Lucy and Ricky’s New York City household was not unlike my own. I was also raised by a white mother and a darker-skinned father who had an accent and mispronounced words. “I’m just like Little Ricky!”, I’d shout to my parents while the TV was on. I even asked them to buy me a clip-on bowtie so I could walk around the house looking like him.
Although my father was an immigrant from India and my mother was of Puerto Rican and Italian descent; the idea of belonging to a flavorful, multiethnic household, just like the Ricardos, gave me a reason to feel proud of my own mixed identity.
Even their close friendship with older couple Fred and Ethel Mertz felt like validation that audiences needed to accept Lucy and Ricky’s marriage.
Since they approved, maybe the rest of the country could, too. For my family, I often felt like an outsider in our white, suburban neighborhood. But I found comfort in believing my neighbors could be as accepting as the Mertzes and I developed friendships with older residents by reciting jokes I heard in I Love Lucy episodes. They found me adorable, just like Little Ricky.
We take the show for granted today, as if Desi Arnaz was a no-brainer to play opposite Lucille Ball. But in 1950, Ball fought to have Arnaz, her real-life husband, to play the role of her fictional spouse on I Love Lucy — the TV adaptation of her popular radio program My Favorite Husband, replacing actor Richard Denning, who voiced Ball’s husband on radio. Ball demanded they cast Arnaz or she wouldn’t do the show at all.
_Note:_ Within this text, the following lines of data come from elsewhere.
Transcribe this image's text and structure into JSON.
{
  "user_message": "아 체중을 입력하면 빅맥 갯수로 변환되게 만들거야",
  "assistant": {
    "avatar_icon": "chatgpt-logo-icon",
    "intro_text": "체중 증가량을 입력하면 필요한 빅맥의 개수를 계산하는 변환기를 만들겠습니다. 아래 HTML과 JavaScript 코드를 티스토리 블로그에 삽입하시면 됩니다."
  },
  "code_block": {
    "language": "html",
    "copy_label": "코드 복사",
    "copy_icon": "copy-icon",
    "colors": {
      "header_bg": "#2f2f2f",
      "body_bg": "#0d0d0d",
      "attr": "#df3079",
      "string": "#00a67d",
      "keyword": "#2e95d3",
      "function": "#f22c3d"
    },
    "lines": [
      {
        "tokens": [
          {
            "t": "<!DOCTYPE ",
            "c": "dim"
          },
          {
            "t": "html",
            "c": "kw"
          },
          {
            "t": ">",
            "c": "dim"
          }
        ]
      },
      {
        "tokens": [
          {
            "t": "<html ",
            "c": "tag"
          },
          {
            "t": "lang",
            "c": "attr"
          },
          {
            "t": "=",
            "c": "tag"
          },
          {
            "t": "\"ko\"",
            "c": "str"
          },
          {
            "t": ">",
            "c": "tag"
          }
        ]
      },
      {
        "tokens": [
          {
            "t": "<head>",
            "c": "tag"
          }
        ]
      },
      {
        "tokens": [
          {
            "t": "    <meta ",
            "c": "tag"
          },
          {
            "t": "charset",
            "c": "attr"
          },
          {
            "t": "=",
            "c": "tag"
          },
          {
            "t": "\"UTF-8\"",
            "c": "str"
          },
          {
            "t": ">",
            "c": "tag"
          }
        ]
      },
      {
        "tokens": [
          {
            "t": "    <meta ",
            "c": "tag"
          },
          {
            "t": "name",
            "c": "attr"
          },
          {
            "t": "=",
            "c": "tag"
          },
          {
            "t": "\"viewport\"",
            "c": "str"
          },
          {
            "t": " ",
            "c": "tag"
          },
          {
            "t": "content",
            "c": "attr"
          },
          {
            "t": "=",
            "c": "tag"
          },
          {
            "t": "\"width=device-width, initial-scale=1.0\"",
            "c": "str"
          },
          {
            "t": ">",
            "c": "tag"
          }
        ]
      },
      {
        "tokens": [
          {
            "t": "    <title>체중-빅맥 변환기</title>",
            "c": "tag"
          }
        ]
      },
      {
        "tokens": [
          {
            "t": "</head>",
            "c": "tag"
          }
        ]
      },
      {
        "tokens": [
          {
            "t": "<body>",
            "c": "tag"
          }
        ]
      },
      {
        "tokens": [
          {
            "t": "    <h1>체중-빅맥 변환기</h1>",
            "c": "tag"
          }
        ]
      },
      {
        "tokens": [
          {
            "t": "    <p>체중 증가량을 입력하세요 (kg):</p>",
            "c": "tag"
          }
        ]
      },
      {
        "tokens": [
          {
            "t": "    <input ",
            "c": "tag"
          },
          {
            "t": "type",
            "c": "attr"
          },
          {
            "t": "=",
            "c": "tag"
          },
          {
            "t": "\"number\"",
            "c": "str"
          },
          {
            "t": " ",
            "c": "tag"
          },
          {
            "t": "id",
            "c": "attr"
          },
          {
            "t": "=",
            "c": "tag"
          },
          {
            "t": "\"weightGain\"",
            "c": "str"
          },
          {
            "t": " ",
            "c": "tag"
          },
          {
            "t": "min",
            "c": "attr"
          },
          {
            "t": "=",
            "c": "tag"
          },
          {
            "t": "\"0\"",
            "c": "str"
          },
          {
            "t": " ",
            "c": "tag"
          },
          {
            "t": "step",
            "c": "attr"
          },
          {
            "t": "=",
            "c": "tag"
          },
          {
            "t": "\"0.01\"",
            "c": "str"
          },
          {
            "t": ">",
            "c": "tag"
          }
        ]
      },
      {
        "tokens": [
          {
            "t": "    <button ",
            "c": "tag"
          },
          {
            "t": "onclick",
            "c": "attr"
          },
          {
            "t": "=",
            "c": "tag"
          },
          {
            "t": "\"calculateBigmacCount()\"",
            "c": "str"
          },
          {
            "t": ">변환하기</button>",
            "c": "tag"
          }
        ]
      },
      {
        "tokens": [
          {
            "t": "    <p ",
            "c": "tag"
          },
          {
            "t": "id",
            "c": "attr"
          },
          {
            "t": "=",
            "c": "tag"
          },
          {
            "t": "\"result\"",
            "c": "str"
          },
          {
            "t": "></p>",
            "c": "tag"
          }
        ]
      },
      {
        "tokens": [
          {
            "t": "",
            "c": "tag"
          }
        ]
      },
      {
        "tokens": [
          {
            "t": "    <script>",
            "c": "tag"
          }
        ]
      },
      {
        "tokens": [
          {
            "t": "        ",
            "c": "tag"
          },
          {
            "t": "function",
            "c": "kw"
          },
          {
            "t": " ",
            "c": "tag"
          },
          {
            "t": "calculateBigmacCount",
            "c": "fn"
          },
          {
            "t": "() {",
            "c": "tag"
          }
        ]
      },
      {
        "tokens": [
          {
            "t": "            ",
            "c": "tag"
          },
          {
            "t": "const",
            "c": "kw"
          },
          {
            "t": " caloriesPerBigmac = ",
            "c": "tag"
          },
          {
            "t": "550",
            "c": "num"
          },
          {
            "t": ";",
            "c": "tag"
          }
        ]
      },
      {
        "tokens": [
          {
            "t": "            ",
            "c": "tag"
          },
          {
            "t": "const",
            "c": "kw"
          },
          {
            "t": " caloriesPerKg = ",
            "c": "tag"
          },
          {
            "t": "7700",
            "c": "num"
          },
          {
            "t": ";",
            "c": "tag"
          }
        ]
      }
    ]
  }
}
At first, CBS was apprehensive about the choice of Arnaz because they didn’t think the public would believe a white American woman would marry a Hispanic immigrant. Ball used her star power to insist they cast Arnaz as her husband. In order to convince executives, she and Arnaz, along with writer/producer Jess Oppenheimer, created a stage version of the show and performed it live in front of an audience at a local theater.
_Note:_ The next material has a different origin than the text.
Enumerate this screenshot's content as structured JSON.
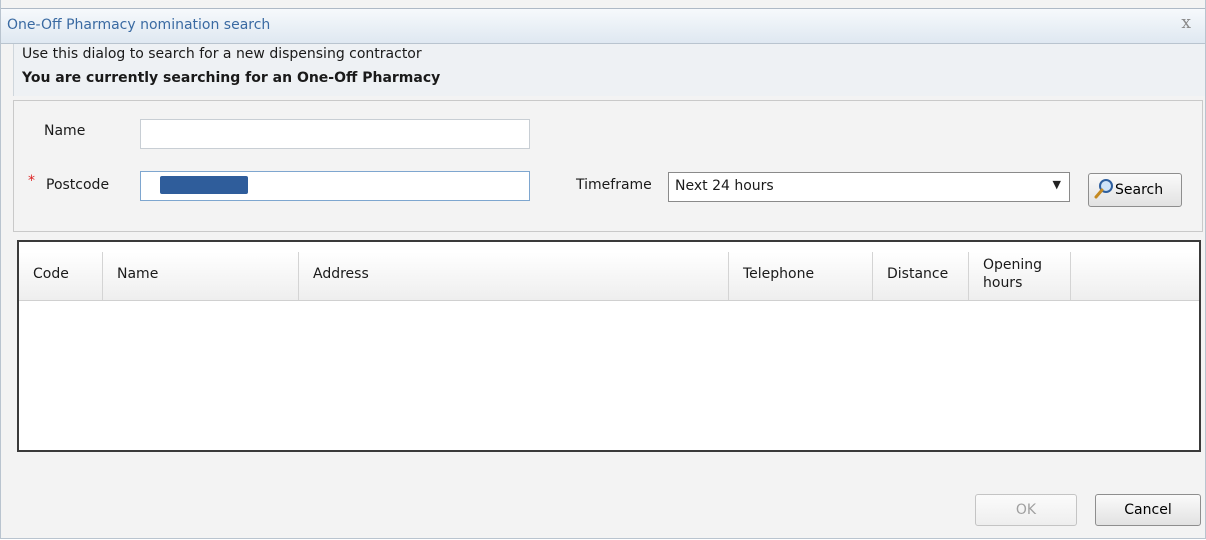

The feedback was outstanding and CBS had no choice but to give in. The show premiered in October 1951 and became the biggest hit of its time and beyond. There were no backlashes or protests — just love.
Arnaz proved his worth, of course. A seasoned entertainer and skilled comedian himself, he added his own brand of flair and wit to Ricky Ricardo, as well as his Cuban identity.
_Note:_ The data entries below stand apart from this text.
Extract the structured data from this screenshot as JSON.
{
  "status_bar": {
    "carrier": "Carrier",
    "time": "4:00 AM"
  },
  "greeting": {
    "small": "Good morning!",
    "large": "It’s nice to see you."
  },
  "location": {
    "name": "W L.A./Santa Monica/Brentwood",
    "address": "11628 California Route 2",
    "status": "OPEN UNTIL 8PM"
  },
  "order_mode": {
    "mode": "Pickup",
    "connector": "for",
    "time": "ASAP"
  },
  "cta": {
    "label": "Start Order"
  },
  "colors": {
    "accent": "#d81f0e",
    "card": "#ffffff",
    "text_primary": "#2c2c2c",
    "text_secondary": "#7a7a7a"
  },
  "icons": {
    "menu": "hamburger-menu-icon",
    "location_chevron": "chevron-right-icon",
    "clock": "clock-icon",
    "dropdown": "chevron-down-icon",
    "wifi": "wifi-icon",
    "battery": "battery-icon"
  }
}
Poking fun at his non-Americanism was part of relieving the audience of any prejudices that may have existed inside of their heads. Not only talented, Arnaz was also a technical wizard, credited for helping to create the multi-camera production that sitcoms still use today, as well as using film instead of kinescope — the reason why I Love Lucy still looks crystal clear to this day.
In the years during the show’s run and following its completion, Ball and Arnaz starred in two films together (The Long, Long Trailer and Forever, Darling) formed the powerhouse Desilu Productions, purchased RKO Studios, filed for divorce, Ball bought out Arnaz, and the two would individually produce more content for American viewers; but nothing nearly as memorable as I Love Lucy.
Nearly 70 years later, American households have become more diverse yet reality doesn’t reflect the characters presented on our screens. The most recent U.S. Census Bureau report states that the “seven types of interracial/interethnic married-couple combinations make up 95.1 percent of all such married couples. The largest of these is non-Hispanic whites married to Hispanics, which increased in 43.2 percent of counties.”
While I’m grateful for I Love Lucy‘s lasting impression on my view of the American family, I hope that when I have children of my own, I’ll be able to show them more examples of a modern family than just Modern Family.